Spinning is one of few fitness crazes that have withstood the test of time. And for good reason — it’s a heart-pumping cycling workout that’s easy on the joints. Add spirited instructors, hooting, hollering, music and a sense of community to the mix, and it’s no wonder spin classes continue to headline at gyms around the country.
Since your feet never touch the ground, spinning doesn’t tax the joints the way other cardio activities like running and jumping do.
Spin-offs like SoulCycle (a spin class with a spiritual element) and Flywheel (which incorporates upper body movements and interval training) have become the celebrity workout of choice while traditional spin classes continue to attract fitness enthusiasts. Here are five good reasons to consider going for a spin:
- It works your heart. Spin classes go far beyond just pedaling on a stationery bike. Aside from the intense workout, the thumping music and the energy in the room get your heart pumping. The end result: an awesome cardiovascular workout that torches calories by the bushel.
- It’s easy on the joints. If running, aerobics and other forms of vigorous aerobic exercise begin taxing your joints, spinning is an ideal way to stay in shape. In fact, spinning is among the lowest-impact cardiovascular workouts, so it’s great for seniors, newbies and injured athletes who are recovering.
- It tones your legs. The muscles you work during a spin class – your glutes and quadriceps – are among the biggest muscles in the body. In fact, all of the muscles in your legs get strengthened and toned, and if you use proper form, you’ll learn to stabilize your core.

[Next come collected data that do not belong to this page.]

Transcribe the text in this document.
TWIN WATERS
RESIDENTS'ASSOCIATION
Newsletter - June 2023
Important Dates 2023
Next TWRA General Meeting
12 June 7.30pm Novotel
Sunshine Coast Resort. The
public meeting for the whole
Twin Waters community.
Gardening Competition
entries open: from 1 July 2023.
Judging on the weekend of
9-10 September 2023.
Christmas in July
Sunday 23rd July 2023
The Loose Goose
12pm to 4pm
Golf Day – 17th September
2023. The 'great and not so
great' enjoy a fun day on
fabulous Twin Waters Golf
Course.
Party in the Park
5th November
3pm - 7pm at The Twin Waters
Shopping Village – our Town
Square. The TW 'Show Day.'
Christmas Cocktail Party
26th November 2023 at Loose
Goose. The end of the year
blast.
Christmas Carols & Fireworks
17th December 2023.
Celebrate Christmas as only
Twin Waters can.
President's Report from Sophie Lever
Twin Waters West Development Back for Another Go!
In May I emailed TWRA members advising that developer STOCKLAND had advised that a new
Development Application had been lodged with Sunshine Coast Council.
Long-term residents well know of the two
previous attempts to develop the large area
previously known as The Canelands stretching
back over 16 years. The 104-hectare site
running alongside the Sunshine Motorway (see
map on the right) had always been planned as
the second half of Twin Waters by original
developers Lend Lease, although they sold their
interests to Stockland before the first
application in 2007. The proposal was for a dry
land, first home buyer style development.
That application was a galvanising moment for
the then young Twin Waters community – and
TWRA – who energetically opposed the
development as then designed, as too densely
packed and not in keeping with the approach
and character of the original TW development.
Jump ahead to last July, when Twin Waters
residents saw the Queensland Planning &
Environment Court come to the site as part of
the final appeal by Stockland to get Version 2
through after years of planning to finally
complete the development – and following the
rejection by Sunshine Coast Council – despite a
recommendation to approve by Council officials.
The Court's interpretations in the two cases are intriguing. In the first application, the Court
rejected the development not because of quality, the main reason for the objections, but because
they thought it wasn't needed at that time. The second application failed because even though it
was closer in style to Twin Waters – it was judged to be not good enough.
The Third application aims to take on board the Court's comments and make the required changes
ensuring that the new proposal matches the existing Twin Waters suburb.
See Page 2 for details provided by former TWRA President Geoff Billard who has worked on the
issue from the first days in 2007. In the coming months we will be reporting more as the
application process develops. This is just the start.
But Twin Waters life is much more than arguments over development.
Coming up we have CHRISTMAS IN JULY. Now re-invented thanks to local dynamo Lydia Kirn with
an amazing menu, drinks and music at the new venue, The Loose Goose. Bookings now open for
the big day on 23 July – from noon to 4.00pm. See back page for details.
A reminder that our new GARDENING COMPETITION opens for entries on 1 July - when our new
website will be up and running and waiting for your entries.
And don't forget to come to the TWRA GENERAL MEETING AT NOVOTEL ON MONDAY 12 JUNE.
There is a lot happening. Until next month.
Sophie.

- It’s fun! Spin instructors double as entertainers. Some even add a spiritual element to the class, reminding you to dig deep and find your strength. Add it all together and a 60-minute workout flies by fast.
- There’s a sense of community. For most people who spin, cycle time is more than just an opportunity to sweat. Most classes have an upbeat, encouraging vibe. People are cheering, hollering it’s almost like being at a sporting event. People don’t judge each other. It’s a really good environment.
Before you become a spinning devotee, keep in mind that traditional spin classes don’t work your upper body. New spinners have to learn to let go of the death grip on the handlebars and stop crouching over the bike in ways that compromise the body.
Leaning on the handlebars can tax the shoulders, but not in the best ways. It’s like sitting over a computer and holding your shoulders up to your ears.
A more important cautionary note: it’s easy to overexert yourself. You can overstress your body to the point where your muscles start to shut down, so it’s important to recognize your limitations.